Cozy Cole, Topsy Part 2: Jazzy piano, organ and drums propel this instrumental. Actually, a lot of the guys revered as jazz legends should take a cue from this — it’s listenable, danceable and entertaining. OK, the drum solo goes on a bit too long without enough variation to sustain it, but Neil Peart was just a toddler around this time, so we can’t expect too much.

Robert & Johnny, We Belong Together: I could’ve sworn I heard the drummer snoring before he missed a beat.

Thurston Harris, Little Bitty Pretty One: I forgot to listen. Sorry.

Bobby Darin, Mack the Knife: Ever catch the Bill Murray lounge singer impressions on Saturday Night Live? The vocal delivery is eerily similar. The horn fills were stereotypical a decade earlier.

The Heartbeats, A Thousand Miles Away: … is where I’d rather be when all the doo-wop cliches kick up their ugly heads.

Elvis Presley, A Mess of Blues: Not as overwrought as some Elvis vocals, and the piano-based honky-tonk setting is palatable.

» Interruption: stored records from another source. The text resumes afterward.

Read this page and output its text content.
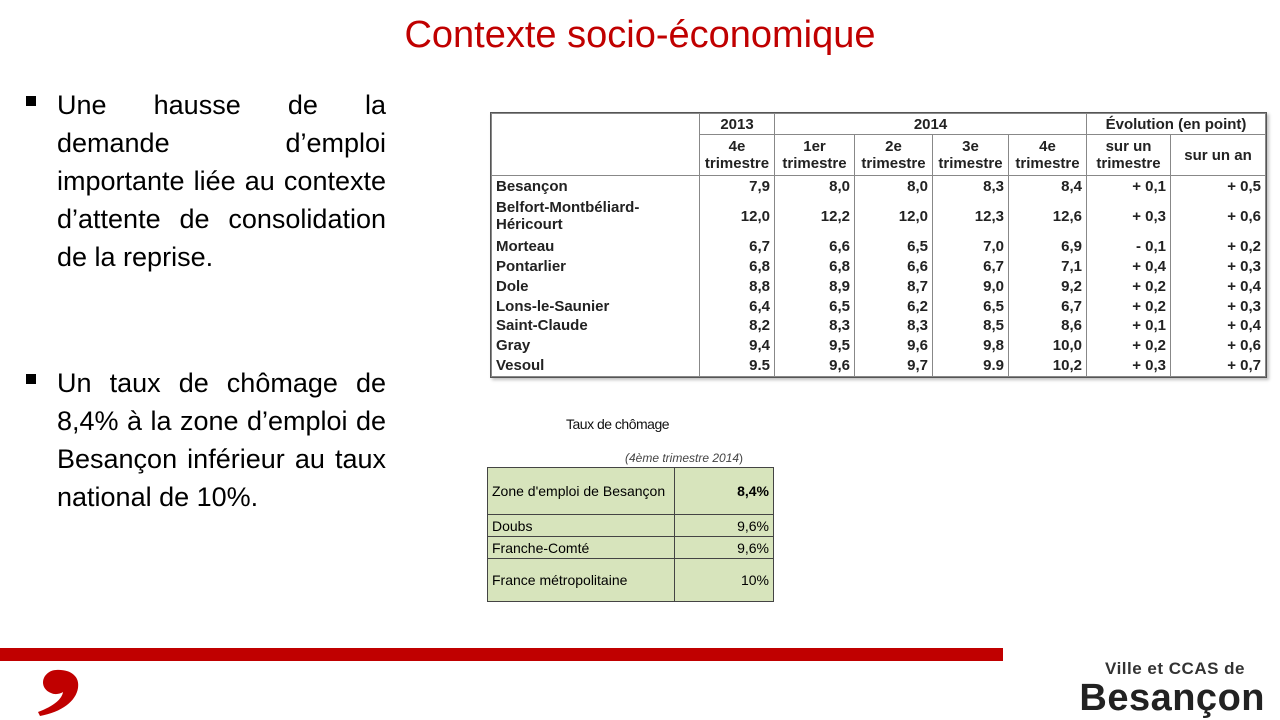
Contexte socio-économique
Une hausse de la demande d’emploi importante liée au contexte d’attente de consolidation de la reprise.
Un taux de chômage de 8,4% à la zone d’emploi de Besançon inférieur au taux national de 10%.
	2013	2014				Évolution (en point)	
	4e trimestre	1er trimestre	2e trimestre	3e trimestre	4e trimestre	sur un trimestre	sur un an
Besançon	7,9	8,0	8,0	8,3	8,4	+ 0,1	+ 0,5
Belfort-Montbéliard-Héricourt	12,0	12,2	12,0	12,3	12,6	+ 0,3	+ 0,6
Morteau	6,7	6,6	6,5	7,0	6,9	- 0,1	+ 0,2
Pontarlier	6,8	6,8	6,6	6,7	7,1	+ 0,4	+ 0,3
Dole	8,8	8,9	8,7	9,0	9,2	+ 0,2	+ 0,4
Lons-le-Saunier	6,4	6,5	6,2	6,5	6,7	+ 0,2	+ 0,3
Saint-Claude	8,2	8,3	8,3	8,5	8,6	+ 0,1	+ 0,4
Gray	9,4	9,5	9,6	9,8	10,0	+ 0,2	+ 0,6
Vesoul	9.5	9,6	9,7	9.9	10,2	+ 0,3	+ 0,7
Taux de chômage
(4ème trimestre 2014)
Zone d'emploi de Besançon	8,4%
Doubs	9,6%
Franche-Comté	9,6%
France métropolitaine	10%
Ville et CCAS de
Besançon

Clarence “Frogman” Henry, Ain’t Got No Home: OK, that’s enough. If I’d lived in this decade, I probably would’ve stuck with Beethoven.


I’m back

I forgot to mention that I was going to the beach for a few days, so my apologies to both my regular readers and the people who came here searching for “five o’clock charlie +emo” or “inflate peppers.”

Nifty tip discovered on the trip — the same connector that makes my XM radio play through my tape player in the car also works with my iPod.


Simpsons and marital strife

I’m not one of those people who attempts to be cool by claiming to dislike any Saturday Night Live made after 1995 (or 1980) or any Simpsons episode made after 1997. In fact, I loathe these people with a passion. They’re like the Goth kids on South Park who think they’re demonstrating independent thought when, in fact, they’re just antisocial jerks.

But there’s one type of Simpsons episode that has gone way downhill. It’s the “Homer and Marge are having marital strife” episode.

The progression:

Life in the Fast Lane (Season 1): The classic bowling episode.

Colonel Homer (Season 3): Homer manages country singer Lurleen, who tries to lure-leen him away from Marge.

A Streetcar Named Marge (Season 4): Marge demonstrates her independence by starring in a wonderfully tacky and overwrought musical.

The Last Temptation of Homer (Season 5): Not as funny as the previous three, but it never seems forced.

Secrets of a Successful Marriage (Season 5): Clever episode in which Homer’s efforts to teach at community college backfire in so many ways.

A Milhouse Divided (Season 8): Works because the Simpson strife is overshadowed by the more amusing and less sympathetic Van Houtens.

The Cartridge Family (Season 9): Can anyone blame Marge for getting out of the house after Homer starts shooting up the place?

Brawl in the Family (Season 13): Here’s the start of the troubles. The Homer-Marge friction is crammed into the last act. They get away with it here because the Flanders subplot is funny.

Three Gays of the Condo (Season 13): Homer moves in with two gay guys. This one’s actually pretty good, ruining the curve.

Brake My Wife, Please (Season 13): This is the one I saw tonight. It shifts abruptly from a neat little plot about Homer taking up walking (he overloaded his car with electronics in a great scene, drove off a dock while trying to send an S.O.S. from his fax machine and lost his license) to an overblown Homer-Marge blowup in which Homer is far more insensitive and idiotic than he usually is but miraculously recovers to throw a party for the whole town and Jackson Browne. No.

The Ziff Who Came to Dinner (Season 15): Not necessarily a Marge-Homer episode except as a backdrop to an insufferable plot with the insufferable Artie Ziff. They seem desperate to turn Ziff into a recurring character. Please don’t let them succeed. If they want to keep using Jon Lovitz, bring back the art teacher or the director from Oh Streetcar. Or The Critic.

Mobile Homer (Season 16): Starts with a good Homer slapstick sequence and might be funnier if we hadn’t seen the whole “Homer and Marge fighting” thing before.